Another is his book, released in March by Harper Collins’ Christian publishing arm Thomas Nelson. By interweaving personal stories with Biblical references and sharing the different ways he and his “realist” wife process their circumstances, Veach offers families in similar circumstances practical tips and a blueprint for gaining perspective through community, journaling and developing faith in God. “In isolation your mind goes wild. Find community and seek out help,” he advises.
The book also details heartwarming moments such as the first time Julia and Chad realized Georgia could express emotion. With family in town, the couple was reluctant to take Georgia along to Disneyland, thinking she would get no enjoyment out of it. But during a rest stop at the Animation Studio in California Adventure, they discovered they were wrong. “Georgia lit up,” Veach writes. “I was surprised to see my little girl, who often doesn’t focus on much, looking all around at the screens. She had a giant smile on her face as the music played. She kicked her legs and made noises!” The moment opened Veach up to appreciating even the smallest victories. “I take all the devastation I went through, and it has made me more compassionate, more relatable and more grounded,” he says.

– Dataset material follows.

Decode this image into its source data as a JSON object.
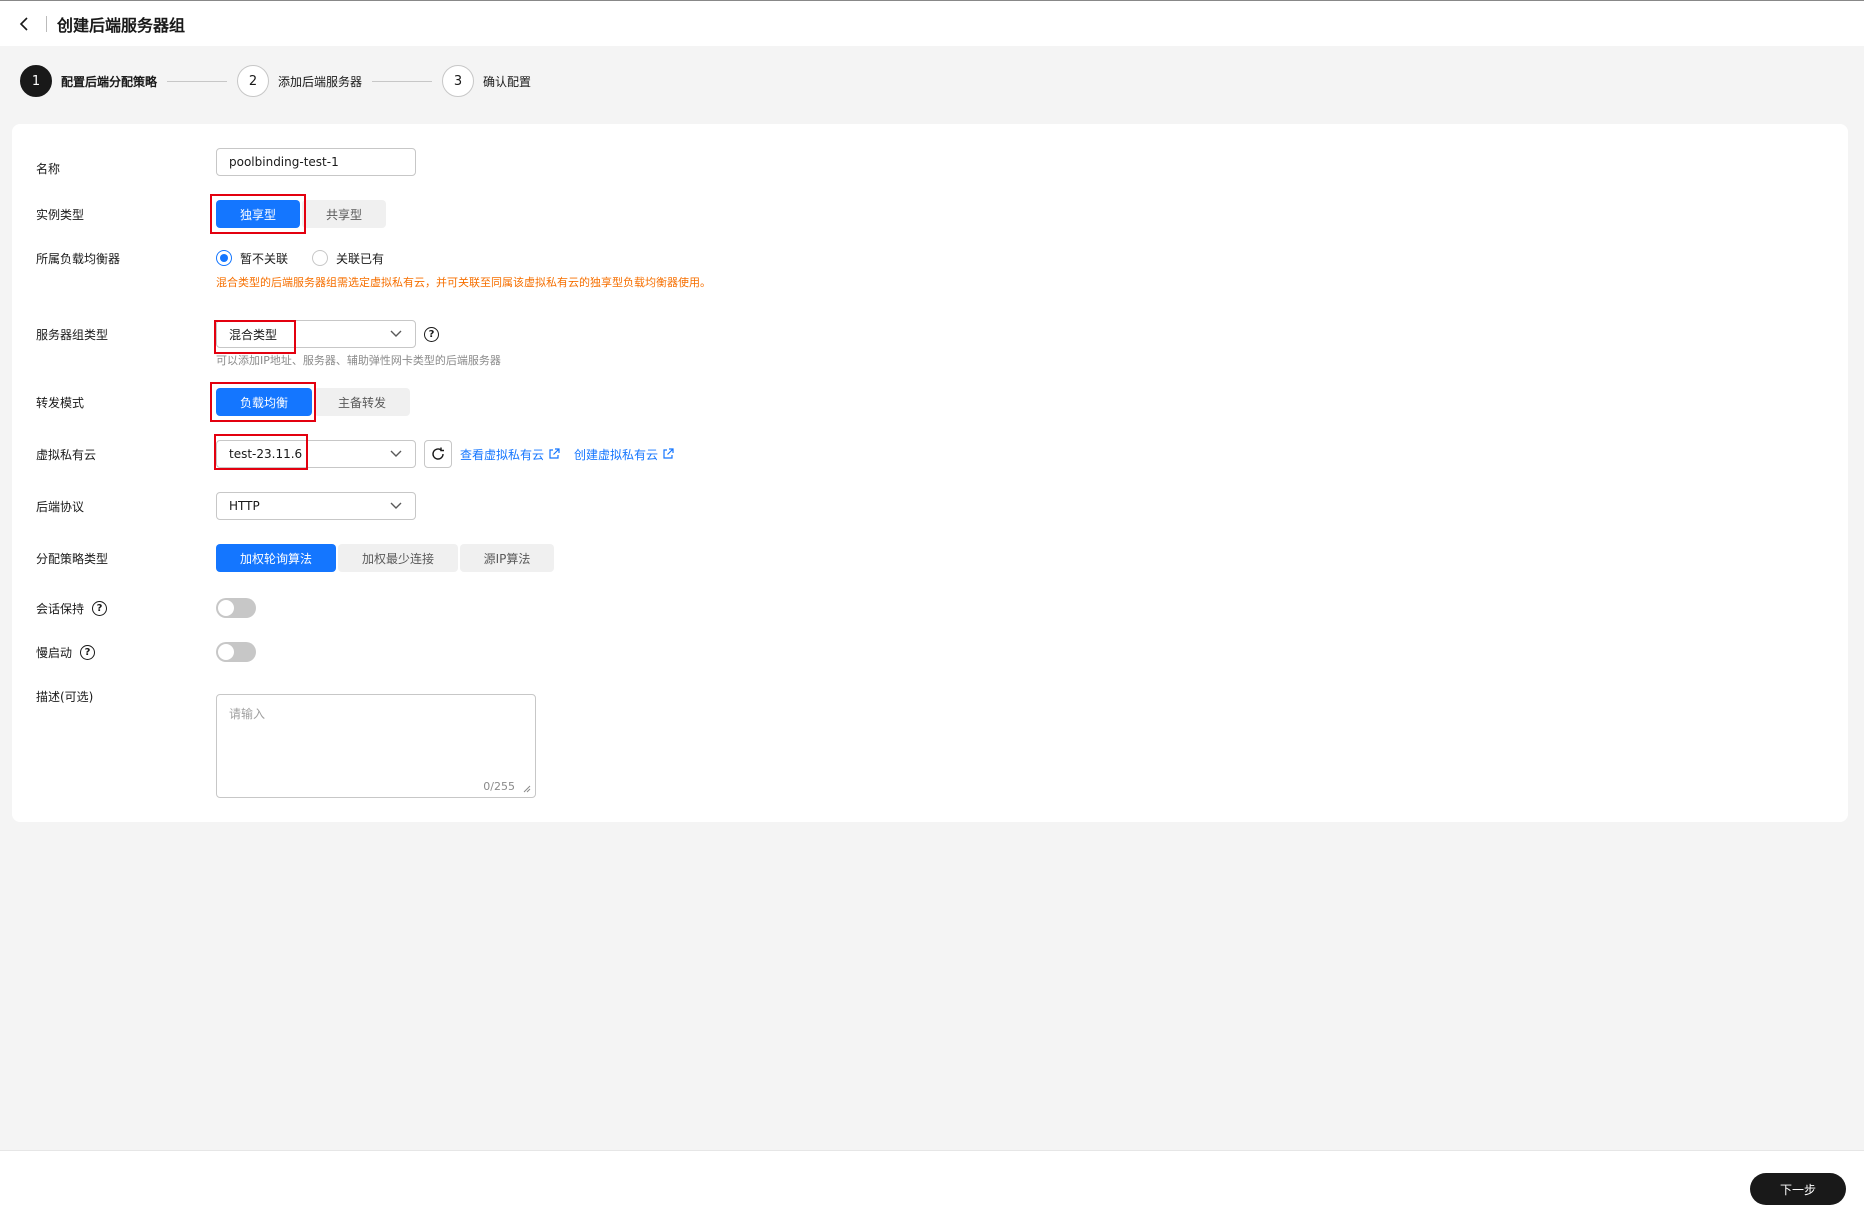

These days, the future is looking brighter for the family. Chad and Julia have added sons Winston, 2, and Maverick, 8 months, to their family, and both boys are healthy. Georgia is expected to live longer than doctors first estimated. Now 4, she has started attending school in Mar Vista, giving Julia time to write a book of her own. Veach compares his wife’s snarky take on the family’s journey with Tina Fey’s “Bossypants.”